No aconcheco da trouxa brassical de uma chartreuse, dois enchidos montalegrinos:


Chartreuse de Sangueira e Chouriço de Abóbora, Salada de Almeirão com Feijão Frade e vinagreta de Frutos Vermelhos, Salpicão de Montalegre e Bolacha em Massa Folhada com Puré de Abóbora, Tahini e Laranja
Sangueira de Barroso - Montalegre (IGP), oficialmente caracterizada como "um enchido fumado à base de carne, gordura e sangue de porco da raça bisara ou produto do cruzamento desta raça, desde que com 50% de sangue bísaro, e pão de trigo, constituído por pasta mole e seca na qual se podem aperceber pedaços de carne e tendo com invólucro tripa fina de porco" e condimentada com "sal, alho, vinho tinto ou branco de Trás-os-Montes, colorau picante (regionalmente designado por "pimento") e ou colorau doce (também conhecido por "pimentão"), salsa, cebola e azeite de Trás - os -Montes"

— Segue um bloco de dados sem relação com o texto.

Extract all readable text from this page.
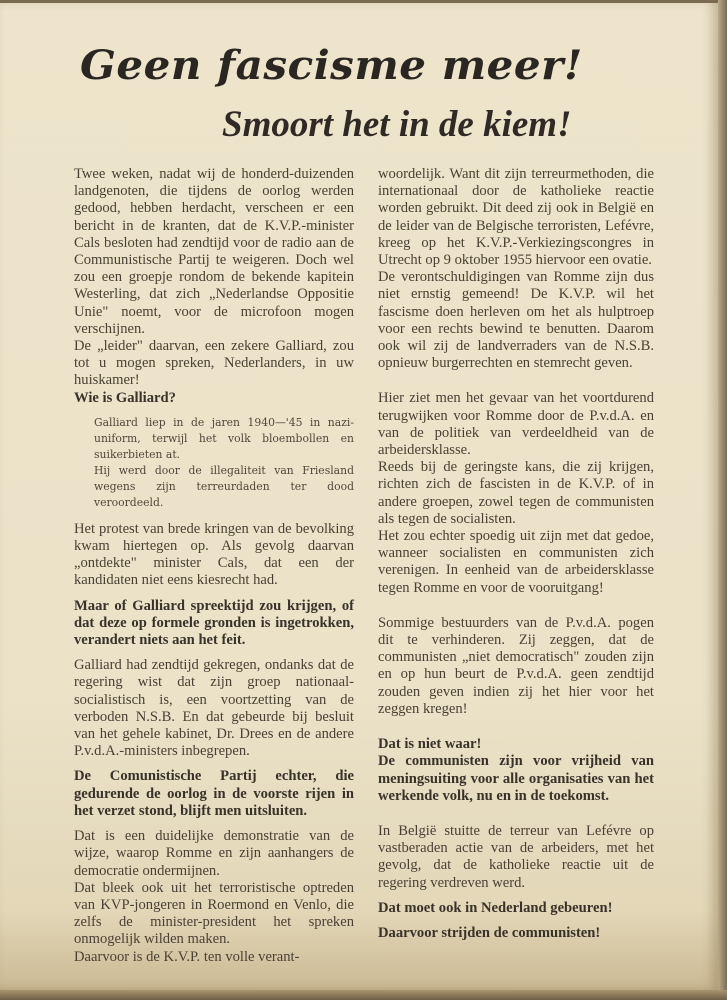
Geen fascisme meer!
Smoort het in de kiem!

Twee weken, nadat wij de honderd-duizenden landgenoten, die tijdens de oorlog werden gedood, hebben herdacht, verscheen er een bericht in de kranten, dat de K.V.P.-minister Cals besloten had zendtijd voor de radio aan de Communistische Partij te weigeren. Doch wel zou een groepje rondom de bekende kapitein Westerling, dat zich „Nederlandse Oppositie Unie" noemt, voor de microfoon mogen verschijnen.

De „leider" daarvan, een zekere Galliard, zou tot u mogen spreken, Nederlanders, in uw huiskamer!

Wie is Galliard?

Galliard liep in de jaren 1940—'45 in nazi-uniform, terwijl het volk bloembollen en suikerbieten at.
Hij werd door de illegaliteit van Friesland wegens zijn terreurdaden ter dood veroordeeld.

Het protest van brede kringen van de bevolking kwam hiertegen op. Als gevolg daarvan „ontdekte" minister Cals, dat een der kandidaten niet eens kiesrecht had.

Maar of Galliard spreektijd zou krijgen, of dat deze op formele gronden is ingetrokken, verandert niets aan het feit.

Galliard had zendtijd gekregen, ondanks dat de regering wist dat zijn groep nationaal-socialistisch is, een voortzetting van de verboden N.S.B. En dat gebeurde bij besluit van het gehele kabinet, Dr. Drees en de andere P.v.d.A.-ministers inbegrepen.

De Comunistische Partij echter, die gedurende de oorlog in de voorste rijen in het verzet stond, blijft men uitsluiten.

Dat is een duidelijke demonstratie van de wijze, waarop Romme en zijn aanhangers de democratie ondermijnen.

Dat bleek ook uit het terroristische optreden van KVP-jongeren in Roermond en Venlo, die zelfs de minister-president het spreken onmogelijk wilden maken.

Daarvoor is de K.V.P. ten volle verant-

woordelijk. Want dit zijn terreurmethoden, die internationaal door de katholieke reactie worden gebruikt. Dit deed zij ook in België en de leider van de Belgische terroristen, Lefévre, kreeg op het K.V.P.-Verkiezingscongres in Utrecht op 9 oktober 1955 hiervoor een ovatie.

De verontschuldigingen van Romme zijn dus niet ernstig gemeend! De K.V.P. wil het fascisme doen herleven om het als hulptroep voor een rechts bewind te benutten. Daarom ook wil zij de landverraders van de N.S.B. opnieuw burgerrechten en stemrecht geven.

Hier ziet men het gevaar van het voortdurend terugwijken voor Romme door de P.v.d.A. en van de politiek van verdeeldheid van de arbeidersklasse.

Reeds bij de geringste kans, die zij krijgen, richten zich de fascisten in de K.V.P. of in andere groepen, zowel tegen de communisten als tegen de socialisten.

Het zou echter spoedig uit zijn met dat gedoe, wanneer socialisten en communisten zich verenigen. In eenheid van de arbeidersklasse tegen Romme en voor de vooruitgang!

Sommige bestuurders van de P.v.d.A. pogen dit te verhinderen. Zij zeggen, dat de communisten „niet democratisch" zouden zijn en op hun beurt de P.v.d.A. geen zendtijd zouden geven indien zij het hier voor het zeggen kregen!

Dat is niet waar!

De communisten zijn voor vrijheid van meningsuiting voor alle organisaties van het werkende volk, nu en in de toekomst.

In België stuitte de terreur van Lefévre op vastberaden actie van de arbeiders, met het gevolg, dat de katholieke reactie uit de regering verdreven werd.

Dat moet ook in Nederland gebeuren!

Daarvoor strijden de communisten!
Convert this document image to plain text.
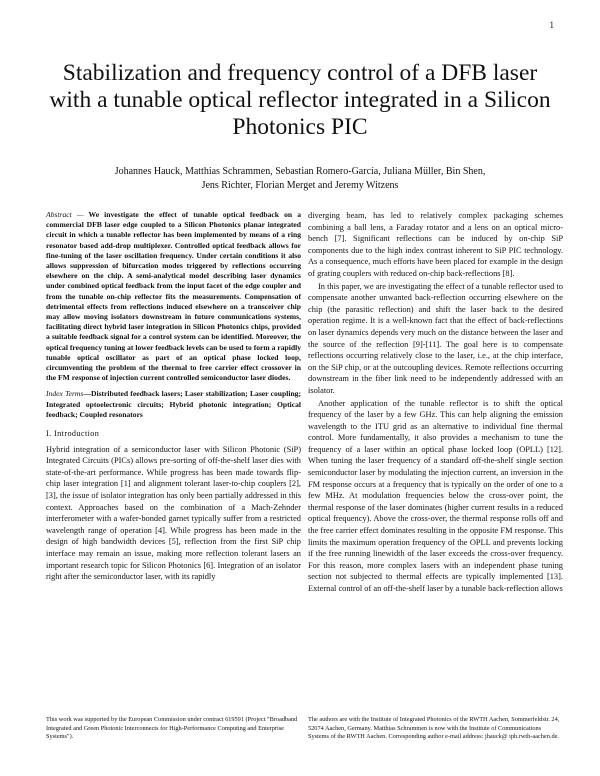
1
Stabilization and frequency control of a DFB laser with a tunable optical reflector integrated in a Silicon Photonics PIC
Johannes Hauck, Matthias Schrammen, Sebastian Romero-García, Juliana Müller, Bin Shen,
Jens Richter, Florian Merget and Jeremy Witzens

Abstract — We investigate the effect of tunable optical feedback on a commercial DFB laser edge coupled to a Silicon Photonics planar integrated circuit in which a tunable reflector has been implemented by means of a ring resonator based add-drop multiplexer. Controlled optical feedback allows for fine-tuning of the laser oscillation frequency. Under certain conditions it also allows suppression of bifurcation modes triggered by reflections occurring elsewhere on the chip. A semi-analytical model describing laser dynamics under combined optical feedback from the input facet of the edge coupler and from the tunable on-chip reflector fits the measurements. Compensation of detrimental effects from reflections induced elsewhere on a transceiver chip may allow moving isolators downstream in future communications systems, facilitating direct hybrid laser integration in Silicon Photonics chips, provided a suitable feedback signal for a control system can be identified. Moreover, the optical frequency tuning at lower feedback levels can be used to form a rapidly tunable optical oscillator as part of an optical phase locked loop, circumventing the problem of the thermal to free carrier effect crossover in the FM response of injection current controlled semiconductor laser diodes.

Index Terms—Distributed feedback lasers; Laser stabilization; Laser coupling; Integrated optoelectronic circuits; Hybrid photonic integration; Optical feedback; Coupled resonators

I. Introduction

Hybrid integration of a semiconductor laser with Silicon Photonic (SiP) Integrated Circuits (PICs) allows pre-sorting of off-the-shelf laser dies with state-of-the-art performance. While progress has been made towards flip-chip laser integration [1] and alignment tolerant laser-to-chip couplers [2], [3], the issue of isolator integration has only been partially addressed in this context. Approaches based on the combination of a Mach-Zehnder interferometer with a wafer-bonded garnet typically suffer from a restricted wavelength range of operation [4]. While progress has been made in the design of high bandwidth devices [5], reflection from the first SiP chip interface may remain an issue, making more reflection tolerant lasers an important research topic for Silicon Photonics [6]. Integration of an isolator right after the semiconductor laser, with its rapidly

diverging beam, has led to relatively complex packaging schemes combining a ball lens, a Faraday rotator and a lens on an optical micro-bench [7]. Significant reflections can be induced by on-chip SiP components due to the high index contrast inherent to SiP PIC technology. As a consequence, much efforts have been placed for example in the design of grating couplers with reduced on-chip back-reflections [8].

In this paper, we are investigating the effect of a tunable reflector used to compensate another unwanted back-reflection occurring elsewhere on the chip (the parasitic reflection) and shift the laser back to the desired operation regime. It is a well-known fact that the effect of back-reflections on laser dynamics depends very much on the distance between the laser and the source of the reflection [9]-[11]. The goal here is to compensate reflections occurring relatively close to the laser, i.e., at the chip interface, on the SiP chip, or at the outcoupling devices. Remote reflections occurring downstream in the fiber link need to be independently addressed with an isolator.

Another application of the tunable reflector is to shift the optical frequency of the laser by a few GHz. This can help aligning the emission wavelength to the ITU grid as an alternative to individual fine thermal control. More fundamentally, it also provides a mechanism to tune the frequency of a laser within an optical phase locked loop (OPLL) [12]. When tuning the laser frequency of a standard off-the-shelf single section semiconductor laser by modulating the injection current, an inversion in the FM response occurs at a frequency that is typically on the order of one to a few MHz. At modulation frequencies below the cross-over point, the thermal response of the laser dominates (higher current results in a reduced optical frequency). Above the cross-over, the thermal response rolls off and the free carrier effect dominates resulting in the opposite FM response. This limits the maximum operation frequency of the OPLL and prevents locking if the free running linewidth of the laser exceeds the cross-over frequency. For this reason, more complex lasers with an independent phase tuning section not subjected to thermal effects are typically implemented [13]. External control of an off-the-shelf laser by a tunable back-reflection allows

This work was supported by the European Commission under contract 619591 (Project "Broadband Integrated and Green Photonic Interconnects for High-Performance Computing and Enterprise Systems").

The authors are with the Institute of Integrated Photonics of the RWTH Aachen, Sommerfeldstr. 24, 52074 Aachen, Germany. Matthias Schrammen is now with the Institute of Communications Systems of the RWTH Aachen. Corresponding author e-mail address: jhauck@ iph.rwth-aachen.de.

Chouriço de abóbora (IGP), coisa mai´linda!, "enchido fumado à base de carne e gordura de porco da raça bisara ou produto de cruzamento desta raça, desde que com 50% de sangue bísaro, e abóbora escorrida, constituído por pasta mole e seca na qual se podem aperceber pedaços de tamanho reduzido (carnes desfiadas), cheio em tripa grossa de porco", condimentadas as carnes e gorduras com " sal, alho, vinho tinto ou branco, colorau picante (regionalmente designado por "pimento") e colorau doce (também conhecido por "pimentão")". Destaque para a abóbora utilizada, produzida localmente e da variedade Porqueira. e localmente conhecida por botelha ou cabaça.

Na salada, o Almeirão, provavelmente a alma mater do prato, descoberta recente do Chefe em Mação, mas que também é endógeno nos concelhos vizinhos, designadamente Proença-a-Nova. Da mesma família das alfaces, mas mais próximo da chicória, precisa de ser socado para perder o amargor, para aí se revelar inspirador.


Finalmente, o Salpicão de Barroso-Montalegre (IGP), "enchido fumado à base de carne de porco da
raça bisara ou produto do cruzamento desta raça, desde que com 50% de sangue bísaro, cheio em tripa grossa de porco, com formato recto, cilíndrico", condimentado com "sal, alho, vinho tinto ou branco, colorau picante (regionalmente designado por "pimento") e ou colorau doce (também conhecido por "pimentão")". Carne do lombo ou lombinho, refira-se.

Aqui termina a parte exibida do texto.